Ses cheveux, dans la lutte, s’étaient dénoués, sa collerette était déchirée, elle était livide, ses dents claquaient, mais ses yeux brillaient d’une audace et d’une résolution viriles.

Tout en paraissant chercher, elle murmurait :

— Attendez… la, voilà… Non. C’est singulier, je suis pourtant sûre de l’avoir, je la tenais il n’y a qu’un instant…

Et tout à coup, d’un geste plus prompt que l’éclair, elle porta à sa bouche la lettre qu’elle avait roulée en boule, essayant de l’avaler.

Elle ne le put, Sauvresy lui serrait la gorge à l’étrangler. Elle râla, puis poussa un cri étouffé :

— Ah !…

Enfin ! il était le maître de cette lettre.
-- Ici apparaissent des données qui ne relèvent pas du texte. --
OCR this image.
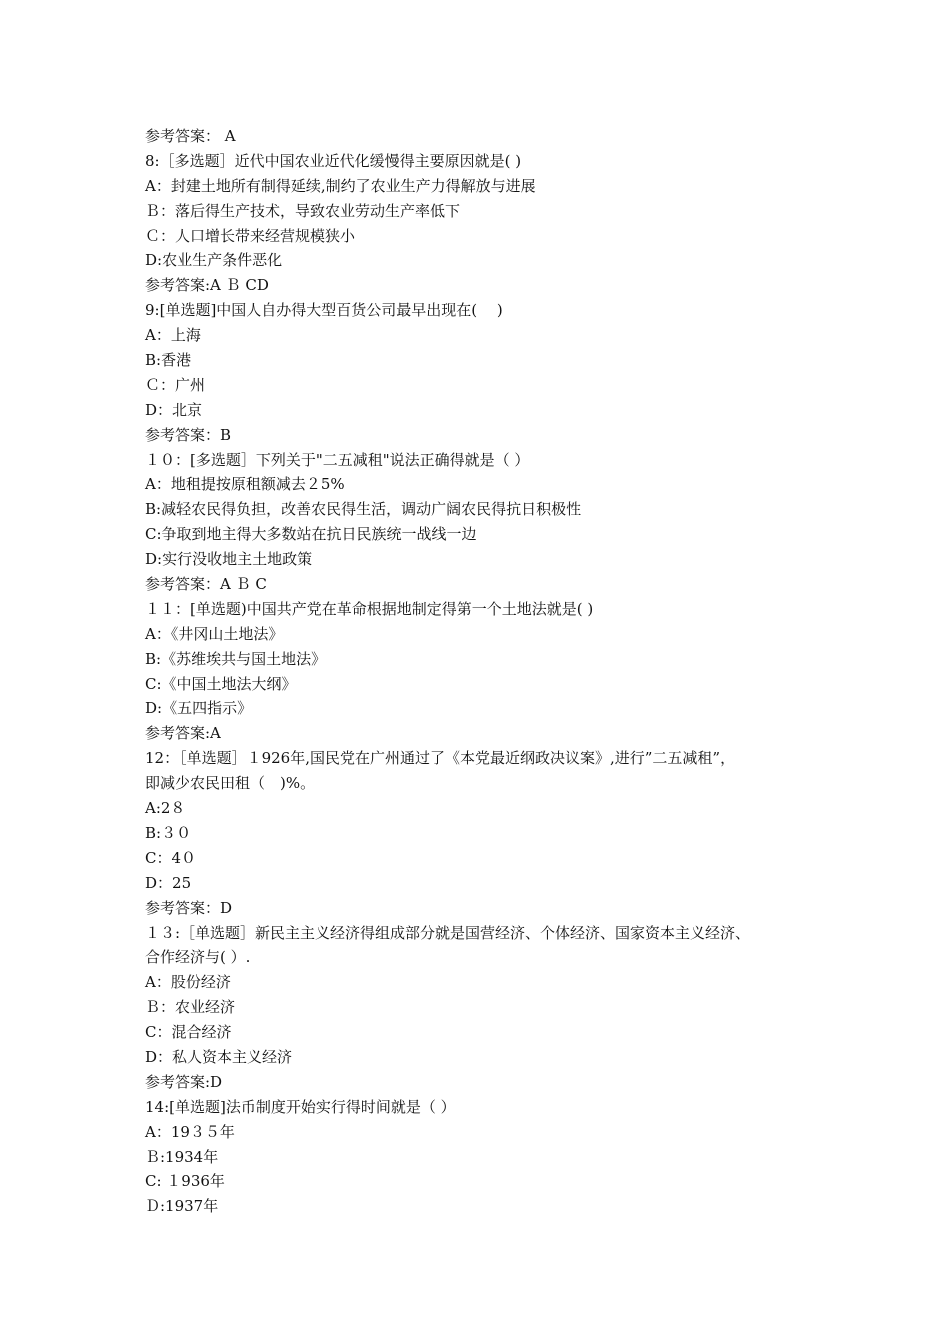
参考答案： A
8:［多选题］近代中国农业近代化缓慢得主要原因就是( )
A：封建土地所有制得延续,制约了农业生产力得解放与进展
Ｂ：落后得生产技术，导致农业劳动生产率低下
Ｃ：人口增长带来经营规模狭小
D:农业生产条件恶化
参考答案:A Ｂ CD
9:[单选题]中国人自办得大型百货公司最早出现在(　 )
A：上海
B:香港
Ｃ：广州
D：北京
参考答案：B
１０：[多选题］下列关于"二五减租"说法正确得就是（ ）
A：地租提按原租额减去２5%
B:减轻农民得负担，改善农民得生活，调动广阔农民得抗日积极性
C:争取到地主得大多数站在抗日民族统一战线一边
D:实行没收地主土地政策
参考答案：A Ｂ C
１１：[单选题)中国共产党在革命根据地制定得第一个土地法就是( )
A：《井冈山土地法》
B:《苏维埃共与国土地法》
C:《中国土地法大纲》
D:《五四指示》
参考答案:A
12：［单选题］１926年,国民党在广州通过了《本党最近纲政决议案》,进行”二五减租”，
即减少农民田租（　)%。
A:2８
B:３０
C：4０
D：25
参考答案：D
１３:［单选题］新民主主义经济得组成部分就是国营经济、个体经济、国家资本主义经济、
合作经济与( ）.
A：股份经济
Ｂ：农业经济
C：混合经济
D：私人资本主义经济
参考答案:D
14:[单选题]法币制度开始实行得时间就是（ ）
A：19３５年
Ｂ:1934年
C: １936年
Ｄ:1937年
Il fut plus d’une minute à l’ouvrir, tant ses mains tremblaient ; pourtant il l’ouvrit.

— Ah ! ses soupçons étaient justes, il ne s’était pas trompé.

C’était bien l’écriture de Berthe.

Il eut une sensation horrible, indescriptible, un vertige, puis une épouvantable commotion, la sensation d’un homme qui, d’une hauteur vertigineuse, serait précipité à terre, et se rendraient compte de la chute et du choc. Il n’y voyait plus clair ; il avait comme un nuage rouge devant les yeux ; ses jambes se dérobaient sous lui, il chancelait, et ses mains battaient l’air cherchant un point d’appui.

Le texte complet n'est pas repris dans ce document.